← ClaudeAtlas

cavemanlisted

Use when the user asks for brevity — "caveman mode", "be terse", "less tokens" — switch to ultra-compressed output that drops filler but keeps every technical fact, code block, and error message exact. Persists until the user says stop. Drops terseness only for security and destructive-action warnings.
NjoyimPeguy/augments · ★ 1 · AI & Automation · score 72
Install: claude install-skill NjoyimPeguy/augments
# Caveman Terse mode. Cut fluff, keep substance. Every technical fact, code block, and exact error stays; articles, filler, pleasantries, and hedging go. ## When active Triggered when the user asks for brevity. Stays ACTIVE every response until the user says "stop" / "normal mode" — no drift back to verbose after a few turns. ## Rules - **Drop:** articles (a/an/the), filler (just/really/basically/simply), pleasantries (sure/of course/happy to), hedging. Fragments fine. Short synonyms (fix, not "implement a solution for"). Arrows for causality (X -> Y). One word when one word does. - **Keep exact:** technical terms, code blocks, quoted error messages — byte for byte. Compression never touches correctness. - **Pattern:** `[thing] [action] [reason]. [next step].` Not: "Sure! I'd be happy to help.
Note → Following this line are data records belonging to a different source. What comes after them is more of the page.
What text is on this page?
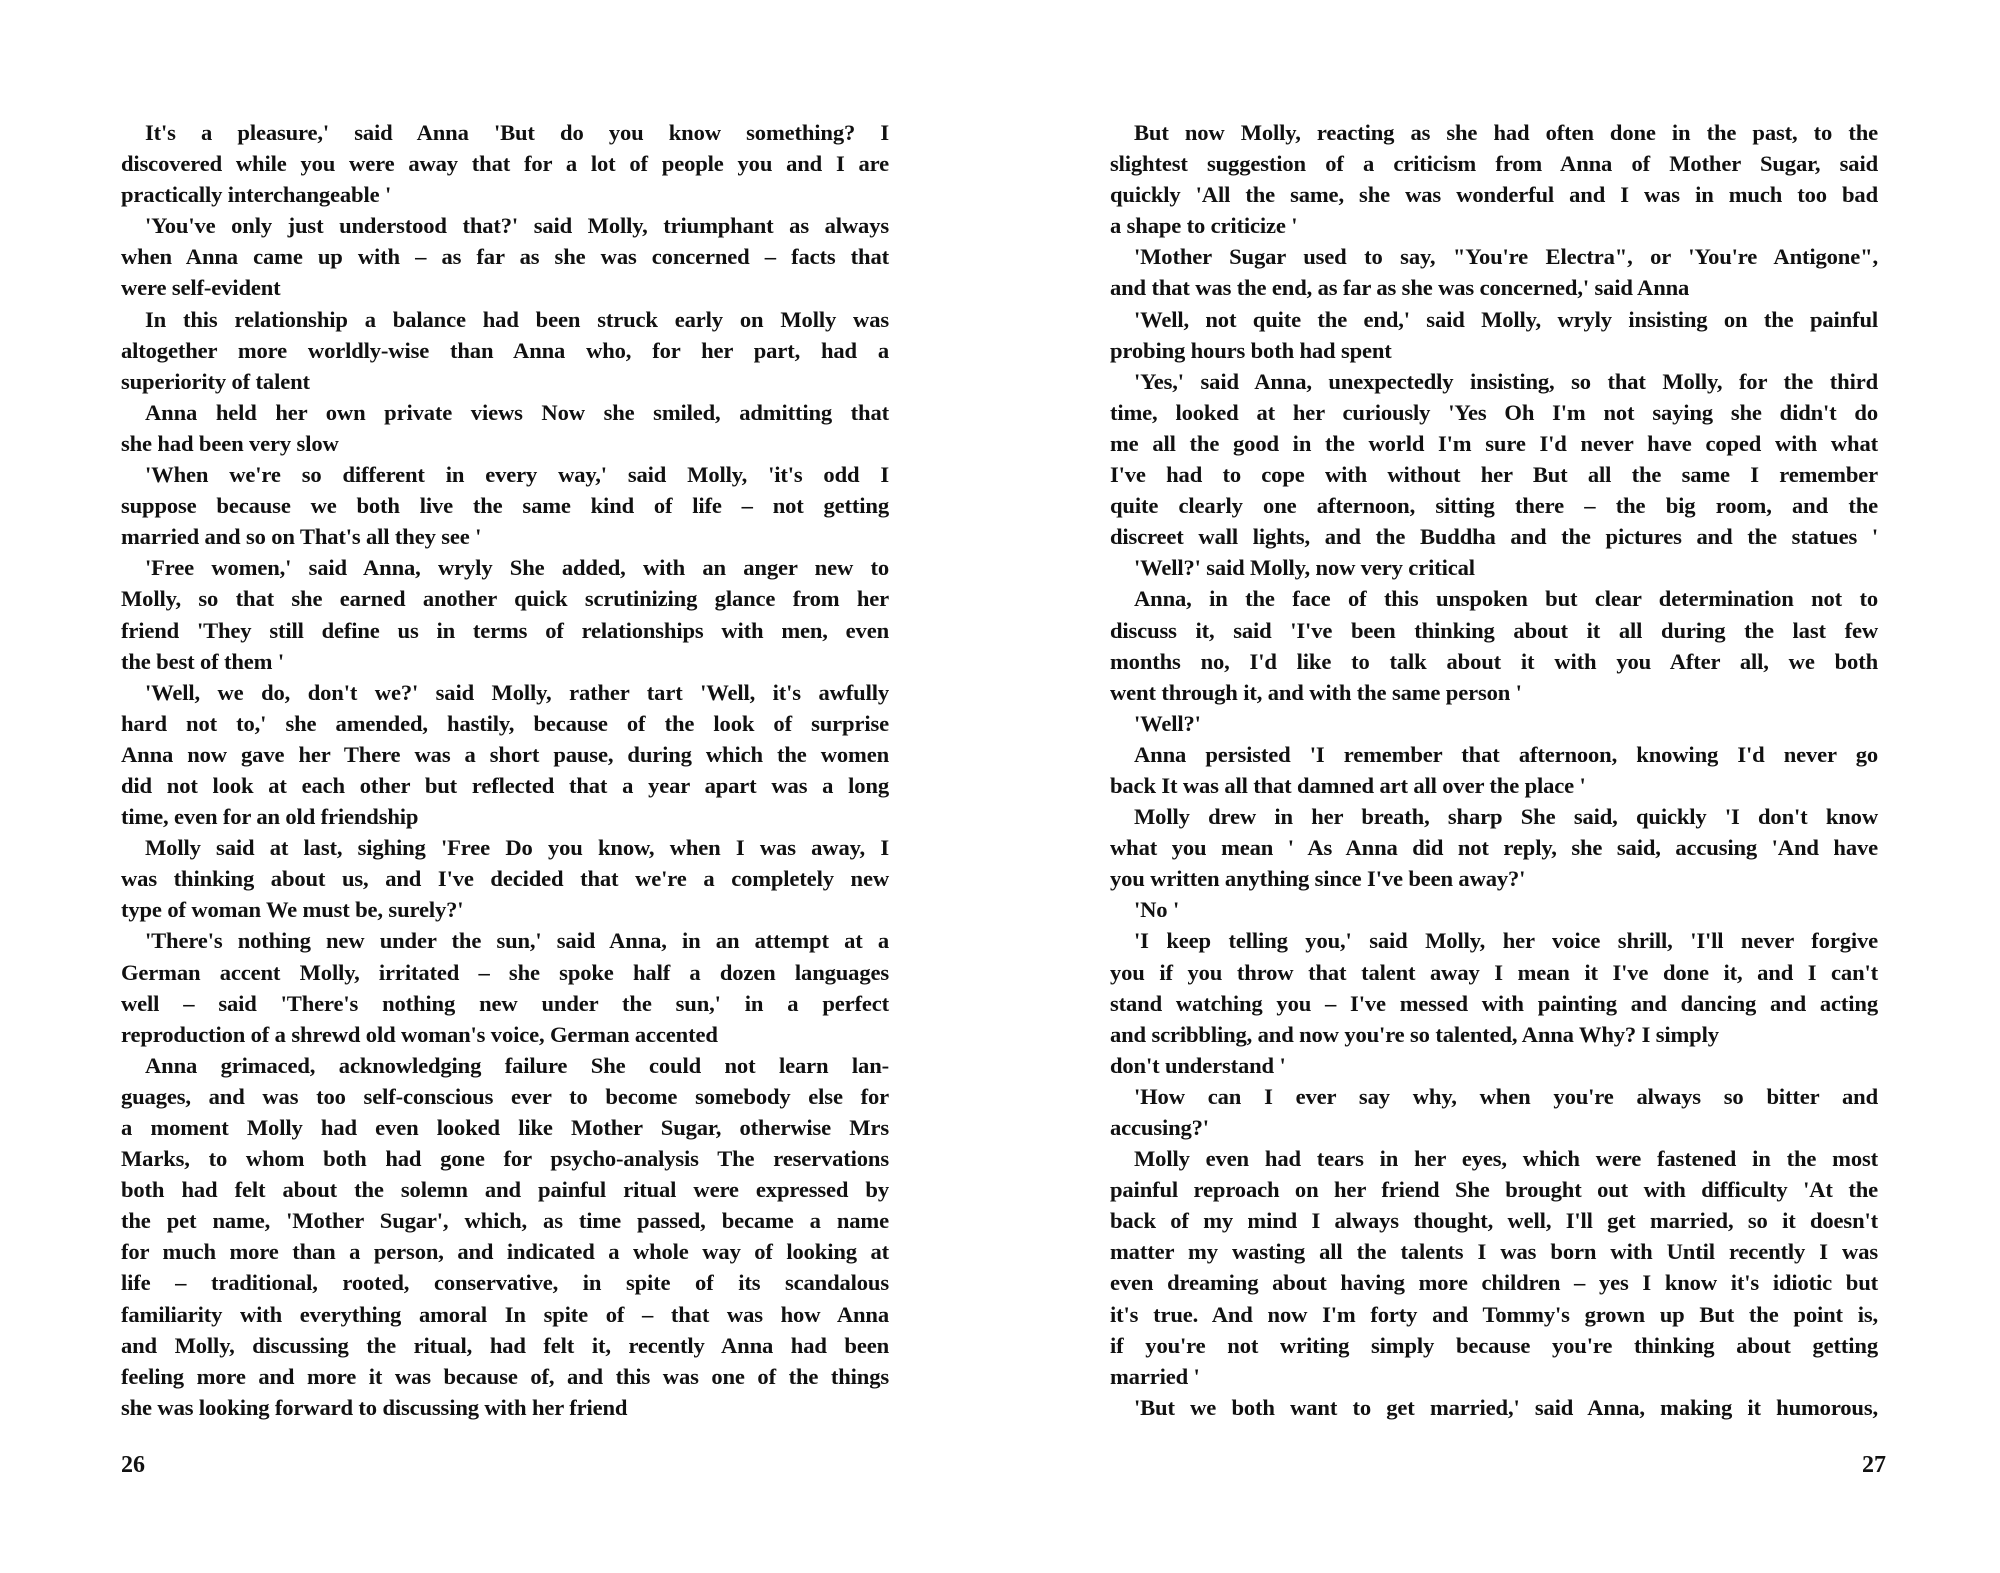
It's a pleasure,' said Anna 'But do you know something? I
discovered while you were away that for a lot of people you and I are
practically interchangeable '
'You've only just understood that?' said Molly, triumphant as always
when Anna came up with – as far as she was concerned – facts that
were self-evident
In this relationship a balance had been struck early on Molly was
altogether more worldly-wise than Anna who, for her part, had a
superiority of talent
Anna held her own private views Now she smiled, admitting that
she had been very slow
'When we're so different in every way,' said Molly, 'it's odd I
suppose because we both live the same kind of life – not getting
married and so on That's all they see '
'Free women,' said Anna, wryly She added, with an anger new to
Molly, so that she earned another quick scrutinizing glance from her
friend 'They still define us in terms of relationships with men, even
the best of them '
'Well, we do, don't we?' said Molly, rather tart 'Well, it's awfully
hard not to,' she amended, hastily, because of the look of surprise
Anna now gave her There was a short pause, during which the women
did not look at each other but reflected that a year apart was a long
time, even for an old friendship
Molly said at last, sighing 'Free Do you know, when I was away, I
was thinking about us, and I've decided that we're a completely new
type of woman We must be, surely?'
'There's nothing new under the sun,' said Anna, in an attempt at a
German accent Molly, irritated – she spoke half a dozen languages
well – said 'There's nothing new under the sun,' in a perfect
reproduction of a shrewd old woman's voice, German accented
Anna grimaced, acknowledging failure She could not learn lan-
guages, and was too self-conscious ever to become somebody else for
a moment Molly had even looked like Mother Sugar, otherwise Mrs
Marks, to whom both had gone for psycho-analysis The reservations
both had felt about the solemn and painful ritual were expressed by
the pet name, 'Mother Sugar', which, as time passed, became a name
for much more than a person, and indicated a whole way of looking at
life – traditional, rooted, conservative, in spite of its scandalous
familiarity with everything amoral In spite of – that was how Anna
and Molly, discussing the ritual, had felt it, recently Anna had been
feeling more and more it was because of, and this was one of the things
she was looking forward to discussing with her friend
26
But now Molly, reacting as she had often done in the past, to the
slightest suggestion of a criticism from Anna of Mother Sugar, said
quickly 'All the same, she was wonderful and I was in much too bad
a shape to criticize '
'Mother Sugar used to say, "You're Electra", or 'You're Antigone",
and that was the end, as far as she was concerned,' said Anna
'Well, not quite the end,' said Molly, wryly insisting on the painful
probing hours both had spent
'Yes,' said Anna, unexpectedly insisting, so that Molly, for the third
time, looked at her curiously 'Yes Oh I'm not saying she didn't do
me all the good in the world I'm sure I'd never have coped with what
I've had to cope with without her But all the same I remember
quite clearly one afternoon, sitting there – the big room, and the
discreet wall lights, and the Buddha and the pictures and the statues '
'Well?' said Molly, now very critical
Anna, in the face of this unspoken but clear determination not to
discuss it, said 'I've been thinking about it all during the last few
months no, I'd like to talk about it with you After all, we both
went through it, and with the same person '
'Well?'
Anna persisted 'I remember that afternoon, knowing I'd never go
back It was all that damned art all over the place '
Molly drew in her breath, sharp She said, quickly 'I don't know
what you mean ' As Anna did not reply, she said, accusing 'And have
you written anything since I've been away?'
'No '
'I keep telling you,' said Molly, her voice shrill, 'I'll never forgive
you if you throw that talent away I mean it I've done it, and I can't
stand watching you – I've messed with painting and dancing and acting
and scribbling, and now you're so talented, Anna Why? I simply
don't understand '
'How can I ever say why, when you're always so bitter and
accusing?'
Molly even had tears in her eyes, which were fastened in the most
painful reproach on her friend She brought out with difficulty 'At the
back of my mind I always thought, well, I'll get married, so it doesn't
matter my wasting all the talents I was born with Until recently I was
even dreaming about having more children – yes I know it's idiotic but
it's true. And now I'm forty and Tommy's grown up But the point is,
if you're not writing simply because you're thinking about getting
married '
'But we both want to get married,' said Anna, making it humorous,
27
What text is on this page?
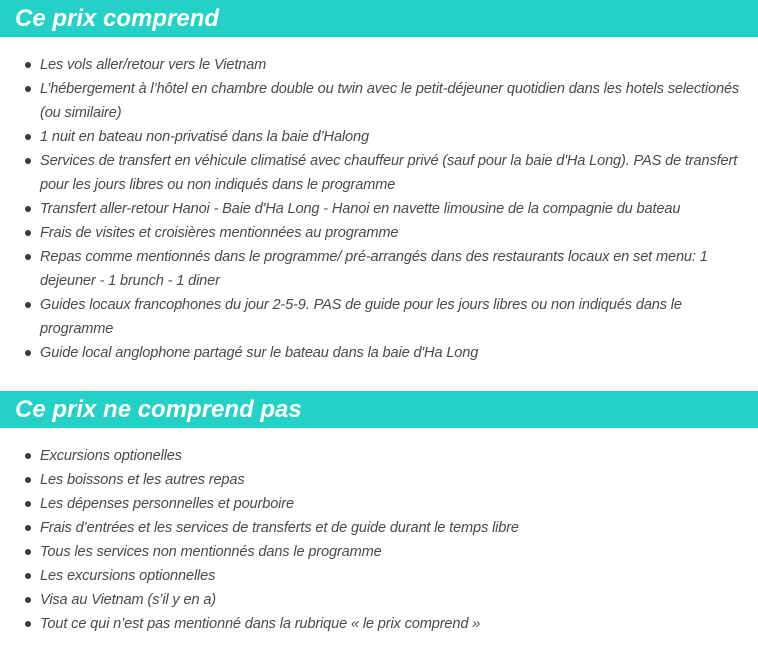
Ce prix comprend
Les vols aller/retour vers le Vietnam
L’hébergement à l’hôtel en chambre double ou twin avec le petit-déjeuner quotidien dans les hotels selectionés (ou similaire)
1 nuit en bateau non-privatisé dans la baie d’Halong
Services de transfert en véhicule climatisé avec chauffeur privé (sauf pour la baie d'Ha Long). PAS de transfert pour les jours libres ou non indiqués dans le programme
Transfert aller-retour Hanoi - Baie d'Ha Long - Hanoi en navette limousine de la compagnie du bateau
Frais de visites et croisières mentionnées au programme
Repas comme mentionnés dans le programme/ pré-arrangés dans des restaurants locaux en set menu: 1 dejeuner - 1 brunch - 1 diner
Guides locaux francophones du jour 2-5-9. PAS de guide pour les jours libres ou non indiqués dans le programme
Guide local anglophone partagé sur le bateau dans la baie d'Ha Long
Ce prix ne comprend pas
Excursions optionelles
Les boissons et les autres repas
Les dépenses personnelles et pourboire
Frais d’entrées et les services de transferts et de guide durant le temps libre
Tous les services non mentionnés dans le programme
Les excursions optionnelles
Visa au Vietnam (s’il y en a)
Tout ce qui n’est pas mentionné dans la rubrique « le prix comprend »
The issue you're seeing is probably caused by..." Yes: "Bug in auth check. Expiry uses `<` not `<=`. Fix:" ## Clarity exception — drop terseness for - Security warnings and irreversible-action confirmations. - Multi-step sequences where fragment order could be misread. - When the user asks you to clarify, or repeats a question. Resume terse once the part that needed full prose is done. ## Common mistakes - Drifting back to verbose after a few turns — it persists until stopped. - Compressing a code block or an error message — those stay exact. - Terse security or destructive-action text — clarity wins there.